Yesterday he spooked badly (wind noises against the large doors of the big barn plus the flap of the dumpster) but I stayed on and we carried about on with our work. Two days before that, he harked out a major bucking episode and I stayed on...and I know why he did this...I had changed up his routine and for the first time ever rode him down to his outdoor pasture to drop him off when I was done working him rather than untacking first. The wind here is incredible this spring (plus no rain) and the flapping tarps on several round bales is what he took offense at. But it made me depressed to think I would be dealing with this from now on...I've been warned that his bucking will always be an issue lurking beneath the surface. He is short backed and very powerful.
However, the athletic ability of the horse is par none. I am humbled by it and realize I need to rise up to meet the challenge. Praised the heck out of him today. He was like butter in my hands...stretchy and soft. I warm him up gently and consistently.
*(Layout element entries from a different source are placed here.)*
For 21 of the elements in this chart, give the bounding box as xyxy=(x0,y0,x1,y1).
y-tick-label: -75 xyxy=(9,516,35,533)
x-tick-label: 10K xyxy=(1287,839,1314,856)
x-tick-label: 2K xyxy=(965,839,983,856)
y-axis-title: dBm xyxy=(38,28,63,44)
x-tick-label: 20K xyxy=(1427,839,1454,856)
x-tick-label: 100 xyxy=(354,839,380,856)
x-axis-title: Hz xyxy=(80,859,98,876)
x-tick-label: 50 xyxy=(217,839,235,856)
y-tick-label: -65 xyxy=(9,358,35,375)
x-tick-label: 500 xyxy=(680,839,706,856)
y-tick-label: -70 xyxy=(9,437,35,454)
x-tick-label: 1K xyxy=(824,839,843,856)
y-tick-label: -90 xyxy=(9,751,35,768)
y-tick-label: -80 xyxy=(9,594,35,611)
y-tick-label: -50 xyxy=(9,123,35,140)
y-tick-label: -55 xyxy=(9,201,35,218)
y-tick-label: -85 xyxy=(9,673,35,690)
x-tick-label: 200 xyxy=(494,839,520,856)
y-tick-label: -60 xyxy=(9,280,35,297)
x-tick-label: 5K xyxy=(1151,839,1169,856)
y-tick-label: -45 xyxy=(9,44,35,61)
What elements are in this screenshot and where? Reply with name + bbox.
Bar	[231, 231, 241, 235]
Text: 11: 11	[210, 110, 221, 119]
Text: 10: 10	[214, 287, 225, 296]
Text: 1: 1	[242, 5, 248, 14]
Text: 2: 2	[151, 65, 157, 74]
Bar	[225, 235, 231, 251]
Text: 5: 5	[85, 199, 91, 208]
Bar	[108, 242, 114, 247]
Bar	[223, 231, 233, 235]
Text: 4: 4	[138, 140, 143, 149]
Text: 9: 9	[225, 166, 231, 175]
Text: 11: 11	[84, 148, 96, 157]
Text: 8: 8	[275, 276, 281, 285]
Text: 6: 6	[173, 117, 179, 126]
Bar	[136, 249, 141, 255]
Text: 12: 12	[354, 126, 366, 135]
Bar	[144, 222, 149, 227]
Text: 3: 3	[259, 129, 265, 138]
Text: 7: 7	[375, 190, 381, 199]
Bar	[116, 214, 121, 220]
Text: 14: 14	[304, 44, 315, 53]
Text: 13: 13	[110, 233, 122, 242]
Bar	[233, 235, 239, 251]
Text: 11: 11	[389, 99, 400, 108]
Read up on several cowboy websites about bucking/spooking knowledge and one thing (courtesy of John Lyons' son, Josh) stuck in my mind: ride the forward but be thinking about the backing up and vice versa). He is talking about responsiveness here and keeping the horse nimble and in unstable balance...exactly the same thing Jeff Moore speaks about. Also, I was reminded about making his hindquarters extremely responsive to requests for lateral shifts. I worked on all that and he got softer and softer in my hands.
Tomorrow is another day. I will ride again. My husband reminds me we are not getting any younger so I better enjoy my time and make more time to play. So, I'm at the barn more these days.